W2: Many of the experimental choices and modeling decisions are not well motivated (some specifics are asked in the Q section below). The authors could generally improve the clarity and presentation of the manuscript.

W3: The statistics in the paper are misleading. There are cases where something is reported as higher than something else, but a fairly large p-value is given (ie the beginning of page 9, with p=0.2114).

W4: The model details description in the appendix has some typos and is not written clearly, which makes it difficult to tell exactly what was done. I’m particularly puzzled by this sentence: “For each CNN model, we tested different numbers (1-5) of nonlinear functions…” as I don’t understand what non-linear functions in the CNNs are being modified.

Minor notes:

M1: Please consider making your plots more colorblind-friendly (I like using https://colororacle.org/ as a checker). As an example, Figure 3b could have different markers in addition to the different colors, making it easier to distinguish the models.

M2: In Figures 3 and 6, it would be more informative if a color bar was put on the MEI and MEI_std, giving the explicit values, instead of having a bolded description in the figure caption that the magnitude of the means is higher than the std.

M3: Much of the wording, notation, and terminology in the paper is a bit non-standard. An example is “CC” being used for “correlation coefficient” (r, as used occasionally in the paper, seems like it would suffice). Aligning the phrasing with commonly used terms in the field would help readability.

问题

Q1: One of the stated motivations for the work is that it allows for estimation of uncertainty of the MEIs. However, it is not clear to me that you can’t estimate uncertainty from the standard deterministic CNN. For instance, uncertainty can be quantified by initializing the MEI generation from multiple different initializations to better explore the space, or by being estimated on different subsets of the data. I believe that multiple initializations were explored in the previous work in this area, although perhaps uncertainty wasn’t quantified in the same way. Could the authors explain why it is necessary to incorporate some sort of variational inference into the model to capture uncertainty? It would also be useful to quantify how much variability occurs in the MEIs from different initializations in the MEI generation procedure and compare this to the reported MEI_std.

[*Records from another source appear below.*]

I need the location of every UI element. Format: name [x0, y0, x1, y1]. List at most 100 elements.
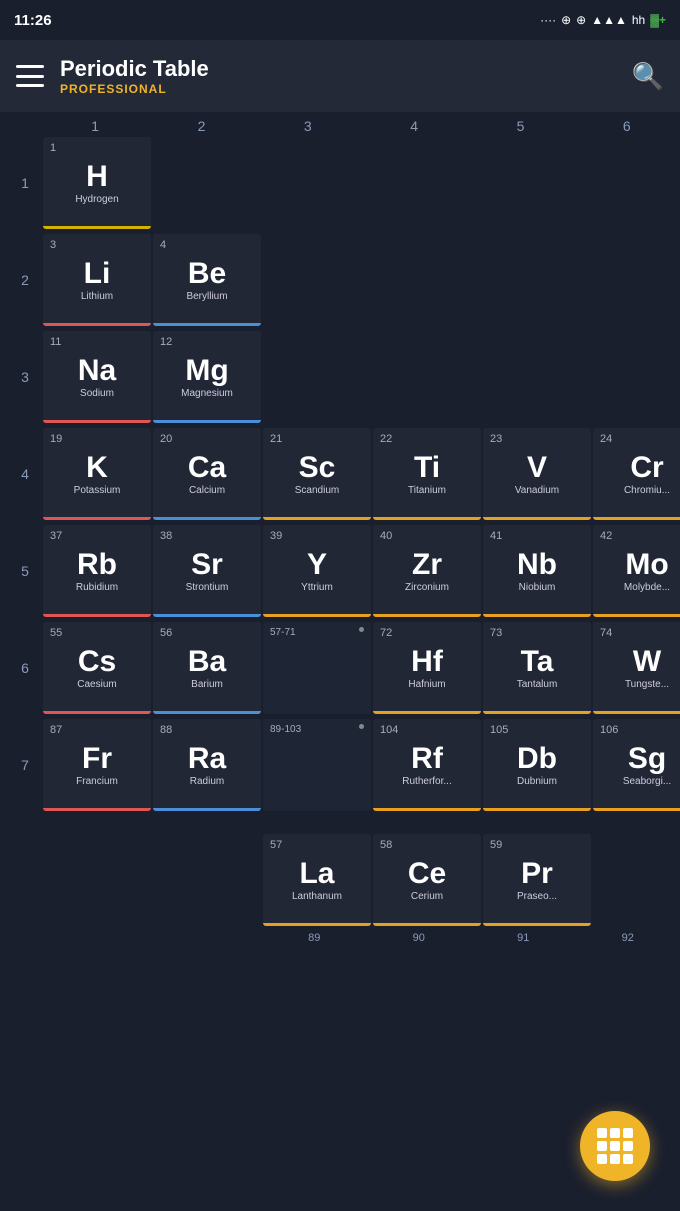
col-header-1: 1: [42, 118, 148, 134]
fab-dot-4: [597, 1141, 607, 1151]
element-symbol-Na: Na: [78, 356, 116, 386]
element-symbol-Cs: Cs: [78, 647, 116, 677]
element-underline-Sc: [263, 517, 371, 520]
element-num-Ba: 56: [160, 627, 172, 639]
range-89-103[interactable]: 89-103: [263, 719, 371, 811]
periodic-table: 1 1 H Hydrogen 2 3 Li Lithium 4 Be Beryl…: [0, 136, 680, 953]
element-symbol-Ra: Ra: [188, 744, 226, 774]
element-Pr[interactable]: 59 Pr Praseo...: [483, 834, 591, 926]
element-num-Pr: 59: [490, 839, 502, 851]
element-name-H: Hydrogen: [75, 194, 118, 205]
element-W[interactable]: 74 W Tungste...: [593, 622, 680, 714]
element-underline-Li: [43, 323, 151, 326]
element-num-Li: 3: [50, 239, 56, 251]
alarm-icon: ⊕: [561, 13, 571, 27]
element-Db[interactable]: 105 Db Dubnium: [483, 719, 591, 811]
element-Mg[interactable]: 12 Mg Magnesium: [153, 331, 261, 423]
column-headers: 1 2 3 4 5 6: [0, 112, 680, 134]
element-num-Mg: 12: [160, 336, 172, 348]
element-Sr[interactable]: 38 Sr Strontium: [153, 525, 261, 617]
element-V[interactable]: 23 V Vanadium: [483, 428, 591, 520]
element-name-Ba: Barium: [191, 679, 223, 690]
element-Sc[interactable]: 21 Sc Scandium: [263, 428, 371, 520]
element-Ce[interactable]: 58 Ce Cerium: [373, 834, 481, 926]
status-bar: 11:26 ···· ⊕ ⊕ ▲▲▲ hh ▓+: [0, 0, 680, 40]
element-symbol-Mo: Mo: [625, 550, 668, 580]
header-title-block: Periodic Table PROFESSIONAL: [60, 56, 209, 96]
element-symbol-Ti: Ti: [414, 453, 440, 483]
hamburger-menu-button[interactable]: [16, 65, 44, 87]
col-header-4: 4: [361, 118, 467, 134]
element-Ta[interactable]: 73 Ta Tantalum: [483, 622, 591, 714]
element-Nb[interactable]: 41 Nb Niobium: [483, 525, 591, 617]
element-Ti[interactable]: 22 Ti Titanium: [373, 428, 481, 520]
element-name-Nb: Niobium: [519, 582, 556, 593]
element-name-Cs: Caesium: [77, 679, 116, 690]
element-Ra[interactable]: 88 Ra Radium: [153, 719, 261, 811]
spacer-lanthanide-1: [43, 834, 151, 926]
element-symbol-Fr: Fr: [82, 744, 112, 774]
element-symbol-W: W: [633, 647, 661, 677]
element-H[interactable]: 1 H Hydrogen: [43, 137, 151, 229]
element-Fr[interactable]: 87 Fr Francium: [43, 719, 151, 811]
element-Ca[interactable]: 20 Ca Calcium: [153, 428, 261, 520]
element-Rb[interactable]: 37 Rb Rubidium: [43, 525, 151, 617]
element-Hf[interactable]: 72 Hf Hafnium: [373, 622, 481, 714]
element-Na[interactable]: 11 Na Sodium: [43, 331, 151, 423]
element-num-Hf: 72: [380, 627, 392, 639]
element-name-K: Potassium: [74, 485, 121, 496]
element-num-V: 23: [490, 433, 502, 445]
actinide-num-91: 91: [471, 932, 576, 952]
element-La[interactable]: 57 La Lanthanum: [263, 834, 371, 926]
element-num-Sr: 38: [160, 530, 172, 542]
element-underline-Hf: [373, 711, 481, 714]
app-title: Periodic Table: [60, 56, 209, 82]
element-underline-Sg: [593, 808, 680, 811]
element-underline-Cs: [43, 711, 151, 714]
element-symbol-Sc: Sc: [299, 453, 336, 483]
search-button[interactable]: 🔍: [632, 61, 664, 92]
element-Zr[interactable]: 40 Zr Zirconium: [373, 525, 481, 617]
element-name-Y: Yttrium: [301, 582, 333, 593]
element-Cs[interactable]: 55 Cs Caesium: [43, 622, 151, 714]
col-header-3: 3: [255, 118, 361, 134]
element-Mo[interactable]: 42 Mo Molybde...: [593, 525, 680, 617]
fab-dot-6: [623, 1141, 633, 1151]
element-Ba[interactable]: 56 Ba Barium: [153, 622, 261, 714]
element-symbol-V: V: [527, 453, 547, 483]
element-symbol-H: H: [86, 162, 108, 192]
element-underline-Rb: [43, 614, 151, 617]
element-underline-Ce: [373, 923, 481, 926]
col-header-2: 2: [148, 118, 254, 134]
range-57-71[interactable]: 57-71: [263, 622, 371, 714]
element-num-Cs: 55: [50, 627, 62, 639]
element-Be[interactable]: 4 Be Beryllium: [153, 234, 261, 326]
fab-grid-button[interactable]: [580, 1111, 650, 1181]
element-num-Sc: 21: [270, 433, 282, 445]
element-underline-W: [593, 711, 680, 714]
element-symbol-Ta: Ta: [521, 647, 554, 677]
element-num-Y: 39: [270, 530, 282, 542]
element-symbol-K: K: [86, 453, 108, 483]
row-num-1: 1: [8, 175, 42, 191]
range-num-89-103: 89-103: [270, 724, 301, 735]
element-symbol-Db: Db: [517, 744, 557, 774]
element-num-Cr: 24: [600, 433, 612, 445]
element-Y[interactable]: 39 Y Yttrium: [263, 525, 371, 617]
element-underline-H: [43, 226, 151, 229]
row-num-2: 2: [8, 272, 42, 288]
element-name-Fr: Francium: [76, 776, 118, 787]
element-Li[interactable]: 3 Li Lithium: [43, 234, 151, 326]
element-Cr[interactable]: 24 Cr Chromiu...: [593, 428, 680, 520]
element-num-Rf: 104: [380, 724, 398, 736]
app-subtitle: PROFESSIONAL: [60, 82, 209, 96]
element-Rf[interactable]: 104 Rf Rutherfor...: [373, 719, 481, 811]
element-num-Mo: 42: [600, 530, 612, 542]
element-K[interactable]: 19 K Potassium: [43, 428, 151, 520]
element-Sg[interactable]: 106 Sg Seaborgi...: [593, 719, 680, 811]
fab-dot-9: [623, 1154, 633, 1164]
element-underline-Na: [43, 420, 151, 423]
fab-dot-7: [597, 1154, 607, 1164]
actinide-num-90: 90: [367, 932, 472, 952]
range-num-57-71: 57-71: [270, 627, 296, 638]
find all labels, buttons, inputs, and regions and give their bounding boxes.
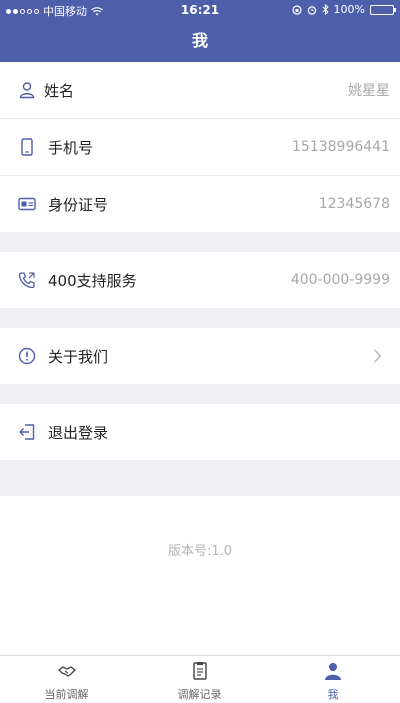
- chevron-right-icon: [374, 349, 382, 363]
- name-row: 姓名 姚星星: [0, 62, 400, 118]
- name-value: 姚星星: [348, 83, 390, 99]
- phone-label: 手机号: [48, 138, 94, 157]
- logout-row[interactable]: 退出登录: [0, 404, 400, 460]
- tab-me[interactable]: 我: [266, 656, 400, 703]
- tab-bar: 当前调解 调解记录 我: [0, 655, 400, 703]
- status-right: 100%: [291, 3, 396, 16]
- tab-label: 调解记录: [177, 688, 222, 701]
- person-outline-icon: [19, 82, 35, 99]
- support-row[interactable]: 400支持服务 400-000-9999: [0, 252, 400, 308]
- person-icon: [325, 663, 341, 680]
- version-text: 版本号:1.0: [167, 544, 233, 559]
- tab-current-mediation[interactable]: 当前调解: [0, 656, 133, 703]
- id-label: 身份证号: [48, 195, 109, 214]
- logout-icon: [19, 424, 35, 440]
- info-icon: [18, 347, 36, 365]
- battery-icon: [370, 4, 396, 15]
- status-bar: 中国移动 16:21 100%: [0, 0, 400, 20]
- phone-call-icon: [18, 272, 35, 289]
- name-label: 姓名: [44, 81, 75, 100]
- bluetooth-icon: [322, 4, 329, 15]
- records-icon: [192, 662, 207, 680]
- phone-row: 手机号 15138996441: [0, 119, 400, 175]
- id-value: 12345678: [318, 196, 390, 212]
- phone-icon: [21, 138, 33, 156]
- about-label: 关于我们: [48, 347, 109, 366]
- id-card-icon: [18, 197, 36, 211]
- tab-label: 我: [327, 688, 339, 701]
- lock-rotation-icon: [291, 4, 302, 15]
- support-value: 400-000-9999: [290, 272, 390, 288]
- phone-value: 15138996441: [292, 139, 390, 155]
- page-title: 我: [191, 31, 208, 50]
- top-header: 中国移动 16:21 100% 我: [0, 0, 400, 62]
- tab-mediation-records[interactable]: 调解记录: [133, 656, 266, 703]
- tab-label: 当前调解: [44, 688, 89, 701]
- version-area: [0, 496, 400, 655]
- support-label: 400支持服务: [48, 271, 137, 290]
- handshake-icon: [57, 666, 76, 677]
- about-row[interactable]: 关于我们: [0, 328, 400, 384]
- id-row: 身份证号 12345678: [0, 176, 400, 232]
- battery-percent: 100%: [333, 3, 365, 16]
- logout-label: 退出登录: [48, 423, 109, 442]
- alarm-icon: [307, 5, 316, 15]
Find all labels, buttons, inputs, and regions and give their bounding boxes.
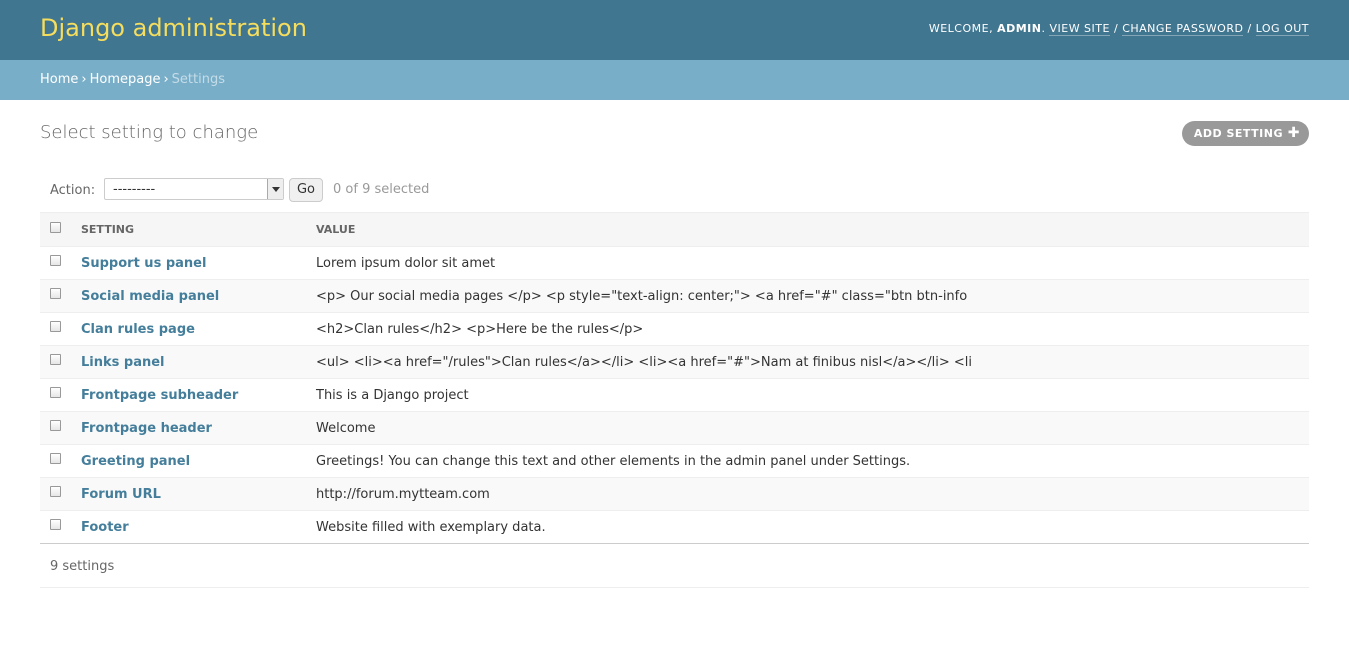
setting-link[interactable]: Greeting panel (81, 454, 190, 469)
actions-bar: Action: --------- Go 0 of 9 selected (40, 176, 1309, 204)
user-tools-separator: / (1113, 22, 1119, 35)
setting-link[interactable]: Support us panel (81, 256, 206, 271)
breadcrumb-current: Settings (171, 72, 225, 87)
row-checkbox[interactable] (50, 287, 61, 299)
welcome-text: Welcome, (928, 22, 994, 35)
paginator: 9 settings (40, 545, 1309, 588)
setting-link[interactable]: Frontpage subheader (81, 388, 238, 403)
setting-value: <ul> <li><a href="/rules">Clan rules</a>… (310, 345, 1309, 379)
setting-link[interactable]: Links panel (81, 355, 165, 370)
table-row: Frontpage subheader This is a Django pro… (40, 378, 1309, 412)
chevron-down-icon[interactable] (267, 179, 283, 199)
row-checkbox[interactable] (50, 419, 61, 431)
setting-value: http://forum.mytteam.com (310, 477, 1309, 511)
setting-value: Welcome (310, 411, 1309, 445)
setting-value: Greetings! You can change this text and … (310, 444, 1309, 478)
setting-link[interactable]: Frontpage header (81, 421, 212, 436)
select-all-header (40, 212, 75, 247)
column-header-value[interactable]: Value (310, 212, 1309, 247)
row-checkbox[interactable] (50, 353, 61, 365)
table-row: Forum URL http://forum.mytteam.com (40, 477, 1309, 511)
breadcrumb-homepage[interactable]: Homepage (90, 72, 161, 87)
change-password-link[interactable]: Change password (1122, 22, 1244, 36)
table-row: Support us panel Lorem ipsum dolor sit a… (40, 246, 1309, 280)
table-row: Frontpage header Welcome (40, 411, 1309, 445)
result-table: Setting Value Support us panel Lorem ips… (40, 212, 1309, 544)
row-checkbox[interactable] (50, 386, 61, 398)
action-select-value: --------- (113, 182, 156, 197)
table-row: Clan rules page <h2>Clan rules</h2> <p>H… (40, 312, 1309, 346)
setting-value: Website filled with exemplary data. (310, 510, 1309, 544)
setting-link[interactable]: Social media panel (81, 289, 219, 304)
site-branding[interactable]: Django administration (40, 14, 307, 42)
page-title: Select setting to change (40, 122, 259, 143)
row-checkbox[interactable] (50, 485, 61, 497)
table-row: Social media panel <p> Our social media … (40, 279, 1309, 313)
plus-icon: ✚ (1287, 125, 1300, 141)
setting-value: Lorem ipsum dolor sit amet (310, 246, 1309, 280)
user-tools-separator: / (1247, 22, 1252, 35)
table-header-row: Setting Value (40, 212, 1309, 247)
view-site-link[interactable]: View site (1049, 22, 1110, 36)
user-tools: Welcome, admin. View site / Change passw… (928, 22, 1309, 36)
setting-link[interactable]: Forum URL (81, 487, 161, 502)
column-header-setting[interactable]: Setting (75, 212, 310, 247)
action-label: Action: (50, 183, 96, 198)
breadcrumb: Home › Homepage › Settings (0, 60, 1349, 100)
setting-value: <p> Our social media pages </p> <p style… (310, 279, 1309, 313)
setting-value: This is a Django project (310, 378, 1309, 412)
selected-count: 0 of 9 selected (333, 182, 430, 197)
breadcrumb-home[interactable]: Home (40, 72, 78, 87)
select-all-checkbox[interactable] (50, 221, 61, 233)
setting-link[interactable]: Footer (81, 520, 129, 535)
setting-value: <h2>Clan rules</h2> <p>Here be the rules… (310, 312, 1309, 346)
row-checkbox[interactable] (50, 254, 61, 266)
row-checkbox[interactable] (50, 320, 61, 332)
action-select[interactable]: --------- (104, 178, 284, 200)
table-row: Links panel <ul> <li><a href="/rules">Cl… (40, 345, 1309, 379)
row-checkbox[interactable] (50, 518, 61, 530)
setting-link[interactable]: Clan rules page (81, 322, 195, 337)
table-row: Greeting panel Greetings! You can change… (40, 444, 1309, 478)
go-button[interactable]: Go (289, 178, 323, 202)
add-setting-label: Add setting (1193, 127, 1283, 140)
log-out-link[interactable]: Log out (1255, 22, 1309, 36)
row-checkbox[interactable] (50, 452, 61, 464)
username: admin (997, 22, 1042, 35)
header: Django administration Welcome, admin. Vi… (0, 0, 1349, 60)
add-setting-button[interactable]: Add setting ✚ (1181, 121, 1309, 146)
breadcrumb-separator: › (163, 72, 169, 87)
breadcrumb-separator: › (81, 72, 87, 87)
table-row: Footer Website filled with exemplary dat… (40, 510, 1309, 544)
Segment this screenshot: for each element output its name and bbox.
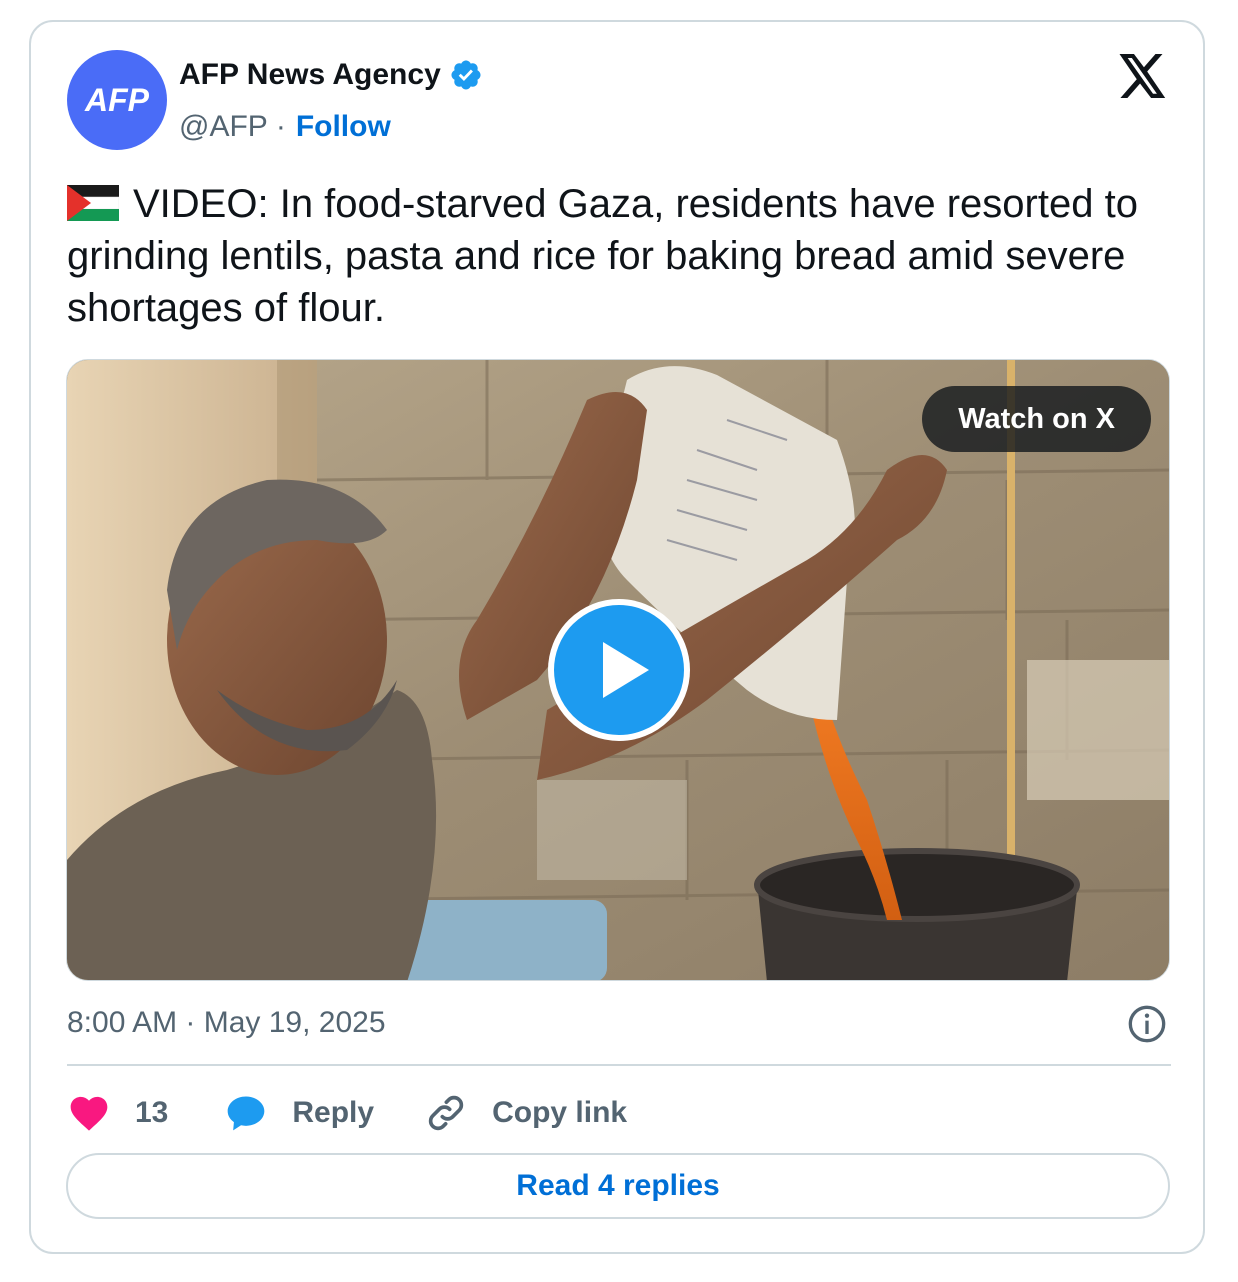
- copy-link-button[interactable]: Copy link: [424, 1091, 627, 1135]
- read-replies-button[interactable]: Read 4 replies: [66, 1153, 1170, 1219]
- author-name[interactable]: AFP News Agency: [179, 58, 441, 92]
- x-logo-icon[interactable]: [1119, 54, 1167, 98]
- reply-bubble-icon: [228, 1096, 265, 1131]
- follow-button[interactable]: Follow: [296, 110, 391, 144]
- reply-label: Reply: [292, 1096, 375, 1129]
- copy-link-label: Copy link: [492, 1096, 628, 1129]
- play-icon[interactable]: [547, 598, 691, 742]
- author-avatar[interactable]: AFP: [67, 50, 167, 150]
- author-handle-row: @AFP · Follow: [179, 110, 391, 144]
- reply-button[interactable]: Reply: [224, 1091, 374, 1135]
- verified-badge-icon: [451, 60, 481, 90]
- heart-icon: [70, 1096, 108, 1131]
- author-name-row: AFP News Agency: [179, 58, 483, 92]
- like-button[interactable]: 13: [67, 1091, 168, 1135]
- palestine-flag-icon: [67, 185, 119, 221]
- tweet-text: VIDEO: In food-starved Gaza, residents h…: [67, 182, 1138, 330]
- tweet-actions: 13 Reply Copy link: [67, 1088, 627, 1138]
- watch-on-x-button[interactable]: Watch on X: [922, 386, 1151, 452]
- avatar-text: AFP: [85, 81, 149, 118]
- tweet-text-block: VIDEO: In food-starved Gaza, residents h…: [67, 178, 1167, 334]
- link-icon: [428, 1095, 464, 1131]
- divider: [67, 1064, 1171, 1066]
- video-thumbnail[interactable]: Watch on X: [66, 359, 1170, 981]
- tweet-timestamp[interactable]: 8:00 AM · May 19, 2025: [67, 1006, 386, 1040]
- author-handle[interactable]: @AFP: [179, 110, 268, 144]
- handle-separator: ·: [275, 110, 286, 143]
- tweet-card: AFP AFP News Agency @AFP · Follow VIDEO:…: [29, 20, 1205, 1254]
- like-count: 13: [135, 1096, 169, 1129]
- info-icon[interactable]: [1127, 1004, 1167, 1044]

Q2: Why was a distribution on the weights chosen as the way to incorporate a Bayesian approach into the model? Given that dropout seems to have similar effects on the results, it seems like there should at least be a discussion on other ways to add stochasticity into neural networks that might be more neuroscience-inspired (for instance, noise applied to the activations).

Q3: In Figure 3B, does the model with “MC dropout” have dropout turned on during the evaluation process? If so, is the evaluation the same if dropout was turned off for evaluation? Generally, I’m not sure that the “baseline” model is a fair comparison, and something with dropout only used during training (but not evaluation) might be a more clean comparison.

Q4: How is the weight variability handled during the MEI generation? There are known problems with using stochastic responses when doing image synthesis from neural networks, in particular in the adversarial example domain (for instance, Athalye et al. 2018). I suspect that there are similar problems here, where more variability will lead to a landscape that is more difficult to optimize. This raises concerns about the validity of the experiments in Section 3.3, as the results could possibly be explained by difficulties optimizing through the changing weights once the variability gets too large.

Q5: Why was the measure of sparsity in Figure 2 chosen for this setting? It seems a bit ad-hoc, but perhaps a citation would help.